After he lost an earlier election, he says, he “was in every parade with my float, I went to every church dinner, I went to every chamber function, I kissed every baby three times.”

But the vote against the marriage amendment brought relief, he stated.

“I actually feel relieved that I voted the way I did, I feel like I made the right vote, and I wouldn’t change it,” the senator told RAW STORY. “And I feel like I did do the right thing. And if in doing the right thing I get unelected, I guess that’s fine with me. I can live with that.”

“The only thing I’m worried about are the 83,000 people that I represent," he continued. "And I did talk to the chair of the Crowing Country Republicans and he said that the executive committee might consider asking for [my] resignation."

“I said, I don’t think that would be a good idea on your part," he added.

Koering says he supports the Defense of Marriage Act Minnesota has on its books, which prevents the state from recognizing gay marriages. But he feels that a constitutional amendment takes things too far. He says legalizing gay marriage at this point would be moving "too fast."

"Society just isn’t ready for that yet," he remarked. "You can only push things so far – things only change so fast.

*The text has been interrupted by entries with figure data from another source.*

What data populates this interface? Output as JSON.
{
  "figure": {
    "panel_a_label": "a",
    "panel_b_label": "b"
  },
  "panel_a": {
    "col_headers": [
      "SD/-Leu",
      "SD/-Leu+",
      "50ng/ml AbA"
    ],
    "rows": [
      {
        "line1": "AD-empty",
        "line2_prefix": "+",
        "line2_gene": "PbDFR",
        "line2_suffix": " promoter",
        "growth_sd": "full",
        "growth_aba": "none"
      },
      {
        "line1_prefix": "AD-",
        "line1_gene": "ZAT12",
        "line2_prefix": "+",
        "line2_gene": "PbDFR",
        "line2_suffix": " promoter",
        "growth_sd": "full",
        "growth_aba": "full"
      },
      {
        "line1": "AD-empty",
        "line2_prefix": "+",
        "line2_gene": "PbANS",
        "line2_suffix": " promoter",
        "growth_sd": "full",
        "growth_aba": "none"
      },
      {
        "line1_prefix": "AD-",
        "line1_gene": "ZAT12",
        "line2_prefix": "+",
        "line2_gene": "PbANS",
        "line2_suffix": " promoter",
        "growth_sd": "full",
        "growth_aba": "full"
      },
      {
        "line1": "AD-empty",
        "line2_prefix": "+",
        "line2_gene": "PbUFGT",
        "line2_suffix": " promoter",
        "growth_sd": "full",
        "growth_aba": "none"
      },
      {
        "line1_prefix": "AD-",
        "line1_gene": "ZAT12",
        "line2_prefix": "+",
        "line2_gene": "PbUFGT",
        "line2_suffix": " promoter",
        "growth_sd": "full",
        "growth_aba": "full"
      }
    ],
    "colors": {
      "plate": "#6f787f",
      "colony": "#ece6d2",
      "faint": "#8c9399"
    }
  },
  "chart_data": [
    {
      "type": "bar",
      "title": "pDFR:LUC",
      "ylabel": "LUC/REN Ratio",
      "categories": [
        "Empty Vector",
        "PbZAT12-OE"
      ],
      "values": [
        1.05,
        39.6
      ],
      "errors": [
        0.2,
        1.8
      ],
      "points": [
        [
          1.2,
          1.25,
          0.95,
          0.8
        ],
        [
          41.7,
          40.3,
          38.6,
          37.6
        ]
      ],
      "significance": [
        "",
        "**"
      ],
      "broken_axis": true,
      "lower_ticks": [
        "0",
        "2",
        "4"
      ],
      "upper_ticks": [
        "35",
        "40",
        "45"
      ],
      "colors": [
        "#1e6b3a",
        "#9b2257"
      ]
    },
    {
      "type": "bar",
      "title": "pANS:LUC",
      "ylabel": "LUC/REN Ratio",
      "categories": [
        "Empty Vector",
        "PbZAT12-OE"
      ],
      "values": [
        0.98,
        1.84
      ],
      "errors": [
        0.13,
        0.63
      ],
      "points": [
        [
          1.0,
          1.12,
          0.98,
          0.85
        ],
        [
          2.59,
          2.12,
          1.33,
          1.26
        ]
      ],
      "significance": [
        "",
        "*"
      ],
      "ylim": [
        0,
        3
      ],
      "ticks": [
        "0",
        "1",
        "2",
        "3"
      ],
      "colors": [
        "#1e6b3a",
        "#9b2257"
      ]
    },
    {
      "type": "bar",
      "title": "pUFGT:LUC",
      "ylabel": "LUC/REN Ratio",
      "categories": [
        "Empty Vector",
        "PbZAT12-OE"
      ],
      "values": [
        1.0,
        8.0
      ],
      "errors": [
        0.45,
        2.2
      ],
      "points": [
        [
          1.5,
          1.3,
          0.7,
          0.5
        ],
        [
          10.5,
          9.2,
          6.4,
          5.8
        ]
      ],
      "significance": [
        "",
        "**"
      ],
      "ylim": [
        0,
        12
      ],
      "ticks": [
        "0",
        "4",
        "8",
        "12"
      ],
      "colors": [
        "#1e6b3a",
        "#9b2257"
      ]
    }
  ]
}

I think they’ve changed fast, and they’re changing even faster, and there’s a rush of these people to have a constitutional amendment because they know that society is changing and people’s hearts are changing."

RAW STORY's full interview and the background of his conversations with Rogers before he came out will be published Thursday.

Koering lauds Rogers' work but believes that only gay politicians who work against gay rights should be asked about their sexuality.

"I think in Mike calling me what turned out to be chunk of coal kind of turned into a diamond," he said. "Because I think it started out very awkward and I was on the defense, but it really turned out to be something good."